Tutto Ponti – Gio Ponti Archi-Designer” is the title of an exhibition that Musée des Arts Décoratifs in Paris (107 rue de Rivoli) dedicates to the great Italian architect and designer Gio Ponti. 500 pieces ranging from architecture to design, from painting to books, from magazines (Domus and Stile, directed by Ponti himself, for example) to cards designed and given to his friends.To let visitors dive as much as possible into the Ponti universe, some spaces have been recreated within the Museum (a corner of his Milan’s house in via Dezza, a room of Hotel dei Principi in Sorrento, an office of Montecatini in Milan). A really good choice to best communicate the almost obsessive care of Ponti for every single detail.

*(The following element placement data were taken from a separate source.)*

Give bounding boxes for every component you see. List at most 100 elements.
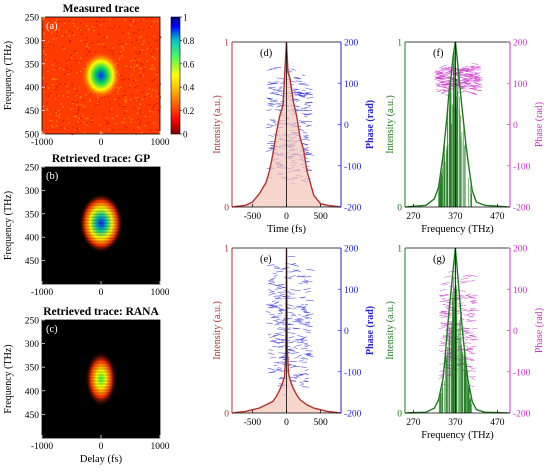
noise-speck: [125, 99, 128, 101]
noise-speck: [128, 86, 131, 88]
phase-point: [291, 269, 299, 273]
noise-speck: [80, 117, 82, 119]
noise-speck: [85, 54, 88, 56]
noise-speck: [135, 68, 137, 70]
y-tick-label: 300: [25, 340, 40, 350]
noise-speck: [154, 57, 156, 60]
right-tick-label: 0: [513, 327, 518, 337]
x-tick-label: 0: [284, 212, 289, 222]
noise-speck: [146, 60, 148, 62]
noise-speck: [71, 32, 74, 34]
phase-point: [267, 264, 275, 266]
noise-speck: [44, 88, 46, 91]
phase-point: [462, 309, 468, 312]
phase-point: [464, 342, 468, 345]
phase-point: [274, 301, 280, 304]
noise-speck: [156, 48, 158, 50]
noise-speck: [120, 45, 123, 48]
noise-speck: [98, 103, 100, 106]
noise-speck: [62, 46, 65, 49]
noise-speck: [68, 122, 70, 124]
phase-point: [276, 105, 283, 108]
noise-speck: [156, 71, 159, 74]
phase-point: [466, 319, 473, 321]
phase-point: [266, 97, 272, 100]
noise-speck: [124, 94, 127, 96]
noise-speck: [120, 86, 122, 88]
noise-speck: [43, 54, 45, 57]
phase-point: [306, 124, 310, 126]
phase-point: [441, 72, 447, 74]
noise-speck: [46, 46, 49, 48]
noise-speck: [58, 95, 60, 97]
noise-speck: [151, 23, 153, 25]
phase-point: [446, 70, 452, 74]
phase-point: [439, 373, 446, 376]
noise-speck: [67, 91, 69, 93]
phase-point: [468, 334, 476, 337]
noise-speck: [48, 33, 51, 35]
noise-speck: [75, 90, 77, 92]
phase-point: [464, 67, 470, 71]
x-tick-label: 270: [406, 418, 421, 428]
left-axis-label: Intensity (a.u.): [385, 301, 396, 360]
noise-speck: [68, 73, 70, 75]
phase-point: [292, 89, 299, 91]
x-tick-label: 1000: [151, 138, 170, 148]
noise-speck: [150, 26, 152, 28]
phase-point: [438, 86, 446, 88]
noise-speck: [75, 115, 77, 118]
right-tick-label: 200: [513, 39, 528, 49]
phase-point: [295, 100, 300, 102]
noise-speck: [156, 39, 159, 41]
phase-point: [462, 85, 468, 88]
phase-point: [440, 67, 448, 70]
phase-point: [301, 74, 305, 76]
noise-speck: [52, 126, 54, 128]
phase-point: [271, 292, 276, 295]
noise-speck: [143, 40, 145, 43]
phase-point: [302, 380, 309, 383]
noise-speck: [75, 60, 77, 62]
phase-point: [461, 80, 468, 83]
noise-speck: [108, 101, 111, 103]
phase-point: [470, 85, 475, 87]
noise-speck: [98, 32, 100, 35]
phase-point: [460, 277, 469, 280]
noise-speck: [74, 115, 76, 118]
noise-speck: [154, 40, 156, 42]
noise-speck: [124, 125, 126, 127]
phase-point: [303, 276, 312, 278]
noise-speck: [69, 41, 71, 43]
phase-point: [305, 125, 312, 128]
noise-speck: [137, 29, 140, 31]
noise-speck: [144, 115, 147, 118]
noise-speck: [133, 66, 135, 68]
noise-speck: [123, 117, 125, 120]
phase-point: [439, 288, 447, 292]
phase-point: [473, 76, 481, 79]
noise-speck: [86, 48, 88, 51]
noise-speck: [150, 53, 153, 55]
noise-speck: [47, 109, 49, 111]
noise-speck: [76, 128, 79, 130]
phase-point: [474, 89, 483, 92]
phase-point: [443, 83, 451, 86]
noise-speck: [85, 24, 88, 27]
phase-point: [465, 320, 470, 323]
phase-point: [466, 275, 472, 278]
noise-speck: [157, 109, 160, 111]
noise-speck: [141, 43, 144, 45]
phase-point: [268, 306, 275, 308]
noise-speck: [142, 91, 144, 93]
noise-speck: [148, 88, 151, 90]
noise-speck: [88, 29, 90, 31]
phase-point: [466, 80, 471, 83]
phase-point: [471, 62, 479, 65]
noise-speck: [122, 78, 125, 81]
noise-speck: [108, 110, 111, 113]
right-tick-label: -100: [513, 162, 531, 172]
phase-point: [298, 120, 305, 123]
phase-point: [305, 291, 311, 293]
panel-label: (g): [433, 254, 446, 265]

Another strong point of the Paris exhibition is the presence of a broad selection of pottery of the 1920s with neoclassical and architectural decorations produced by Richard Ginori, the Italian factory the designer worked with since 1923 as art director, making it successful again after years of deep crisis. Very much photographed, these ceramics have not been much exhibited though, which is something incomprehensible if we think that they inaugurated a new course for Italian ceramics manufacturing.

Celebrating as his masters great classics such as Serlio, Vitruvio and Palladio, Gio Ponti had a modern yet not revolutionary approach towards architecture and this is probably one of the reasons why his contribution to this discipline was partially minimised. A superficial interpretation that, after many years, the exhibition at Musée des Arts Décoratifs has the merit to debunk. Curated by Salvatore Licitra, Olivier Gabet, Dominique Forest and  Sophie Bouilhet-Dumas, the exhibition will be open to visitors from 19th October to 10th February 2019.